Write code in such a way that bursting can be inferred. Ensure that none of the preconditions are violated.
Bursting does not mean that you will get all your data in one shot – it is about merging the requests together into one request, but the data will arrive sequentially, one after another.
Burst length of 16 is ideal, but even burst lengths of 8 are enough. Bigger bursts have more latency while shorter bursts can be pipelined. Do not confuse bursting with pipelining, but note that bursts can be pipelined with other bursts.
If your bursts are of fixed length, you can unroll the inner loop where bursts are inferred and pipeline the outer loop. This will achieve the same burst length, but also pipelining between the bursts to enable higher throughput.
For greater throughput, focus on widening the interface up to 512 bits rather than simply achieving longer bursts.

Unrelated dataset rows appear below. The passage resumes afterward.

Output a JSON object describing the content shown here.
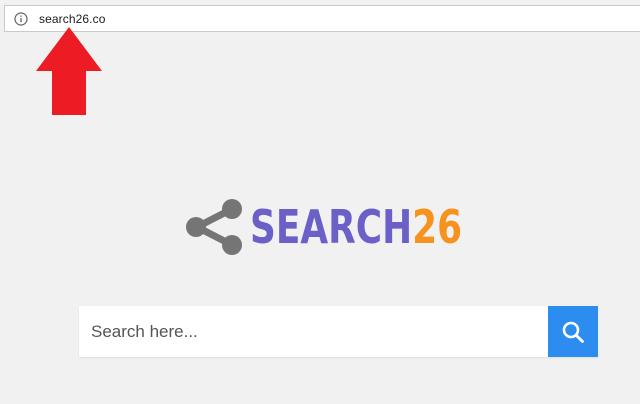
{
  "browser": {
    "url": "search26.co",
    "info_icon": "info-circle-icon"
  },
  "annotation": {
    "arrow_icon": "red-up-arrow-icon",
    "color": "#ed1c24"
  },
  "logo": {
    "icon": "share-icon",
    "text_main": "SEARCH",
    "text_number": "26",
    "main_color": "#6b60c8",
    "number_color": "#f6921e",
    "icon_color": "#757575"
  },
  "search": {
    "placeholder": "Search here...",
    "button_icon": "search-icon",
    "button_color": "#2d8cf0"
  }
}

Bigger bursts have higher priority with the AXI interconnect. No dynamic arbitration is done inside the kernel.
You can have two
m_axi ports connected to
same DDR to model mutually exclusive access inside kernel, but the AXI interconnect
outside the kernel will arbitrate competing requests.
One way to get around the out-of-order access restriction is to create your own buffer in BRAM, store the bursts in this buffer and then use this buffer to do out of order accesses. This is typically called a line buffer and is a common optimization used in video processing.
Review the Burst Optimization section of the Synthesis Summary report to learn more about burst optimizations in the
design, and missed burst opportunities. If automatic burst is not occurring in your
design, you may want to use the
hls::burst_maxi data type for manual
burst, as described in Using Manual Burst.